Ok you see six jobs. I get all the PIDs there, for example, the last
job has the PID 7242.
I can then kill this process like so:
kill -9 7242
But from within a .rb script this does not seem to work.
I need to get the PID of the last executed program somehow, but
only those started from an instance of bash (I embed my bash into
konsole tabs, they all have different jobs of course)
system ‘jobs -l’
Does not work, neither does
result = jobs -l
command not found: jobs -l
It fails because jobs is a bash internal command.
Is there any other way I can find out the PIDs of
the jobs that were started from that bash instance?
Is there any other way I can find out the PIDs of
the jobs that were started from that bash instance?
why not just use plain old ps? if you have the PID of the shell in
question, you can use that (ps --pid PID); or, if your script is
an immediate child of the target shell, you can use its PPID (ps --ppid #{Process.ppid}). combined with output specifier (’–format
pid’) and sort option (’–sort start_time’) you can extract the last
started job’s PID (excluding Process.pid, of course).
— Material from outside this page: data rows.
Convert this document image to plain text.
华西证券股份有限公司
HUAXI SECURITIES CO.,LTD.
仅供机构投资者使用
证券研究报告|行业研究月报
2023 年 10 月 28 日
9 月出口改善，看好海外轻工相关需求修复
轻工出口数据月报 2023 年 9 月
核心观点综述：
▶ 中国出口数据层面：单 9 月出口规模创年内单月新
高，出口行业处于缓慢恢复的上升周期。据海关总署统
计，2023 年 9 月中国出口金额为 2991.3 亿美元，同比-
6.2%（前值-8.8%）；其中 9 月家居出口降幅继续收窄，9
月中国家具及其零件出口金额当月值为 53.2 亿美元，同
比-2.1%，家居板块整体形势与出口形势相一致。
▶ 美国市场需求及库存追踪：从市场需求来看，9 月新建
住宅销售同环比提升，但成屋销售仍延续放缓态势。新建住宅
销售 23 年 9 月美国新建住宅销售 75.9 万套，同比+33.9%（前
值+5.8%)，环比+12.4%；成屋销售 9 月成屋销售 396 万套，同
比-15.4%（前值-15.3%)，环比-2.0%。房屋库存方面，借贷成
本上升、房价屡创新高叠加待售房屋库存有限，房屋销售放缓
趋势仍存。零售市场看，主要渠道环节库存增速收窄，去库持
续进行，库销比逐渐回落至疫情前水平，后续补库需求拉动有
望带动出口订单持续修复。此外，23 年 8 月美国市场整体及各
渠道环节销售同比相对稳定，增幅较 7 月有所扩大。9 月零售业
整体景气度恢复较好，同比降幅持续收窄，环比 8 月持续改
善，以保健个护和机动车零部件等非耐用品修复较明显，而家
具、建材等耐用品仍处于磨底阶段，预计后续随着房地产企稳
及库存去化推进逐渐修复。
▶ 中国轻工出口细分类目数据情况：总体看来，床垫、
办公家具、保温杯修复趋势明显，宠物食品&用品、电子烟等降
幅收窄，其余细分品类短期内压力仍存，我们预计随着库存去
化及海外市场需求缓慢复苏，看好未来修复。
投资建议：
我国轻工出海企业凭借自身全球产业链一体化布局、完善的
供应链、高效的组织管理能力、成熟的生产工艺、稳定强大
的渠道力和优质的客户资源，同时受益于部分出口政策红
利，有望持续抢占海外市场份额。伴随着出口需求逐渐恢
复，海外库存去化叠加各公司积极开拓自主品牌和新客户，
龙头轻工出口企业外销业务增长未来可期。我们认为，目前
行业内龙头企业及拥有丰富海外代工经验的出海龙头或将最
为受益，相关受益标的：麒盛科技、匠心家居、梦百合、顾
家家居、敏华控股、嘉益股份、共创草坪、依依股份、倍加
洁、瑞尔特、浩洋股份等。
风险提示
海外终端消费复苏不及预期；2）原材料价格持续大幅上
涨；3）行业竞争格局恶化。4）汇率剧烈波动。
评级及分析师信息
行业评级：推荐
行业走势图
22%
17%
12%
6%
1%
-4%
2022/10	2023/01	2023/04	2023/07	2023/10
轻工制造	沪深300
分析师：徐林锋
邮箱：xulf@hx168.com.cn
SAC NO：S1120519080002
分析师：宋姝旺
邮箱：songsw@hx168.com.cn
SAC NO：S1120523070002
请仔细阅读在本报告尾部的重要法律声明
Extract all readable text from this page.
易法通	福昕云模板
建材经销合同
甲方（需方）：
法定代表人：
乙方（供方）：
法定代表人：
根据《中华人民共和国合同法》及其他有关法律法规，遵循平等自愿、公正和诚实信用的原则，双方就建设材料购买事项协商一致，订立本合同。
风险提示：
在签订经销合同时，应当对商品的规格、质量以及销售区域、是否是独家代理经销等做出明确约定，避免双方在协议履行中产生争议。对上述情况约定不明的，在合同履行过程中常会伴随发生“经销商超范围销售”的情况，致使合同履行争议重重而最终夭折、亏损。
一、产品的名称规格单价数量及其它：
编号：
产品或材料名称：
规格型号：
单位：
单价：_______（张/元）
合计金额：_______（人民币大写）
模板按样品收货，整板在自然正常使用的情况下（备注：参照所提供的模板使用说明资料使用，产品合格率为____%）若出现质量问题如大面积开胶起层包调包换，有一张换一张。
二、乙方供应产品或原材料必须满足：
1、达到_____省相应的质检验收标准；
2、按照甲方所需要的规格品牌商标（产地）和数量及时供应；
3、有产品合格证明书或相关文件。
But from within a .rb script this does not seem to work.
I need to get the PID of the last executed program somehow, but
only those started from an instance of bash (I embed my bash into
konsole tabs, they all have different jobs of course)
system ‘jobs -l’
Does not work, neither does
Obviously because you are not asking the shell which started
background processes but you create a new shell. This is the same as
doing this on a bash prompt (last two commands):
Is there any other way I can find out the PIDs of
the jobs that were started from that bash instance?
What is it that you are trying to achieve? One obvious way would be
to pass the information from bash to the Ruby script. Another,
probably much better, option would be to start your background
processes from the Ruby script (fork & exec, IO.popen etc.).